There’s an added problem, however, and that is: are student grammars really that descriptive? After all, the so-called pedagogic grammar – which purports to be a sub-set of the rules of descriptive grammar – is by definition selective. It selects some usages and ignores others. And the usages it selects are those that are considered standard – or the norm.  But a norm is only a norm because it has been accepted by a speech community as such. It has been validated.  What the grammar describes is what the speech community prescribes. As Cameron (1995) argues, “there is no escape from normativity”.

Moreover, in order to obviate the messiness of exceptions, pedagogic grammars tend to be more assertive than they need to be – often at the cost of accuracy. Rather than stating rules, they issue edicts.   (Perhaps they should be called ‘pedantic grammars’).  So we get:

Some verbs are used only in simple tenses. For example,  “You cannot say ‘I am knowing’. You can only say I know. (Murphy, 1985, p. 6)

And they use the ‘we’ word a lot, too. So you get:

We can make negative sentences with nobody, nothing… With these words, we do not use not…:

He said nothing. (NOT He didn’t say nothing)

(Swan & Walter, 2001, p. 114).

Who is this we? At times, it starts to sound a little like the royal we. It starts to sound very prescriptive. No wonder my students get confused.

Not just my students – there is a strong sense generally that description = good; prescription = bad. Nevertheless, there is one area of language teaching where most teachers are happy to be prescriptive, and that is vocabulary. We regularly caution students not to use words that are considered offensive or vulgar, even if they are commonly used by native-speakers. Dictionaries do the same. They shamelessly prescribe.

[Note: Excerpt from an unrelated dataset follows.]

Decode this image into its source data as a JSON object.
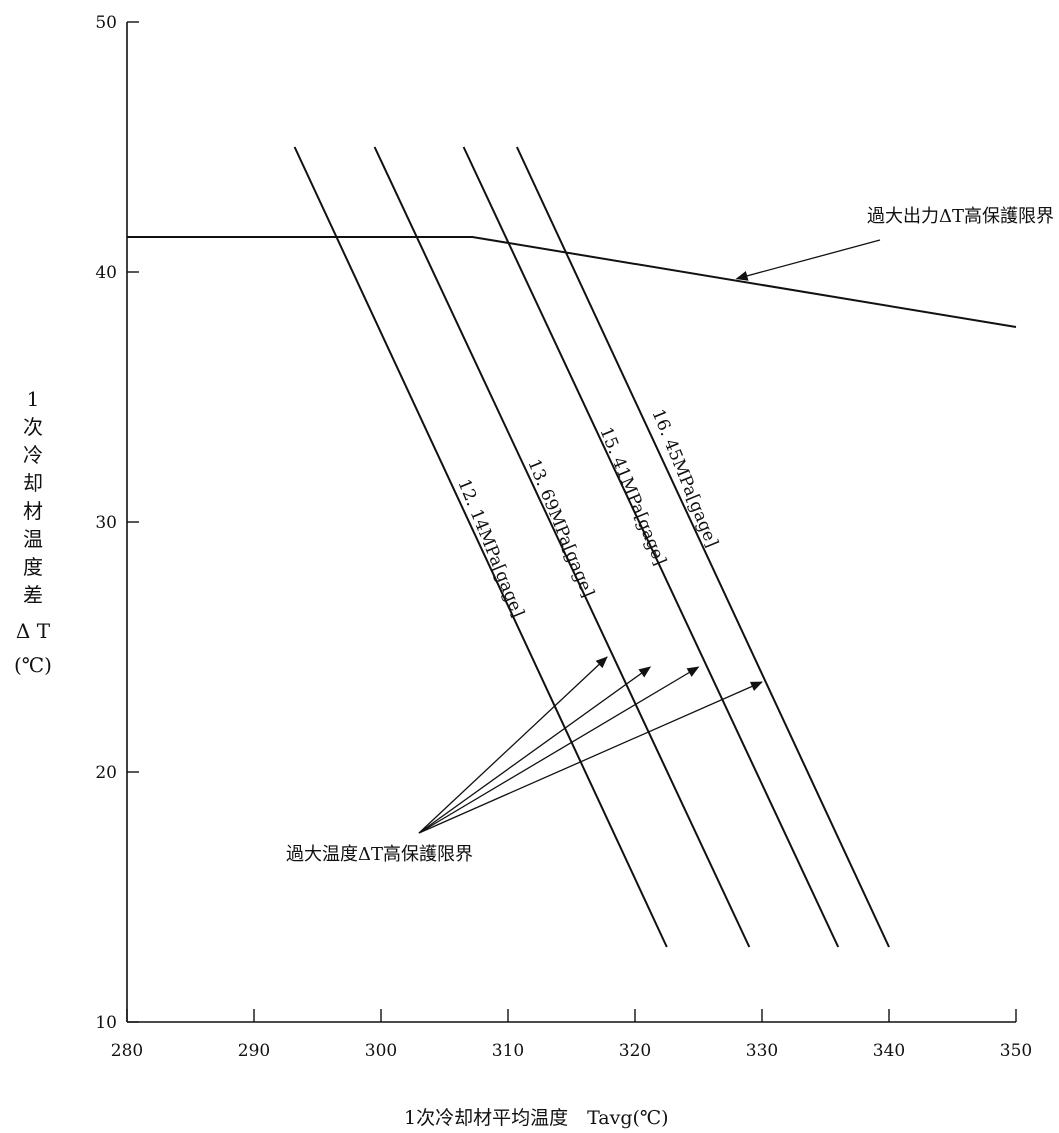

And, because of this, they are excellent sources for tracking shifts in cultural values. Consider the two entries (below) from the first edition of the Oxford Advanced Learner’s Dictionary (1948) and the same entries from the 6th edition (2000).

Click to enlarge

Click to enlarge

This should serve to remind us that, as Cameron (op. cit) puts it, “we are all of us closet prescriptivists”.  As she explains:

I have never met anyone who did not subscribe, in one way or another, to the belief that language can be ‘right’ or ‘wrong’, ‘good’ or ‘bad’, more or less ‘elegant’ or ‘effective’ or ‘appropriate’.  Of course, there is massive disagreement about what values to espouse, and how to define them.  Yet however people may pick and choose, it is rare to find anyone rejecting altogether the idea that there is some legitimate authority in language’ (p.9).

References:

Biber, D., Johansson, S., Leech, G., Conrad, S., & Finegan, E. 1999. Longman Grammar of Spoken and Written English. Harlow: Longman.

Cameron, D. 1995. Verbal Hygiene. London: Routledge.

Fries, C. C. 1940. American English Grammar. Tokyo: Maruzen.

Murphy, R. 1985. English Grammar in Use. Cambridge: Cambridge University Press.

Swan, M., and Walter, C. 2001. The Good Grammar Book. Oxford: Oxford University Press.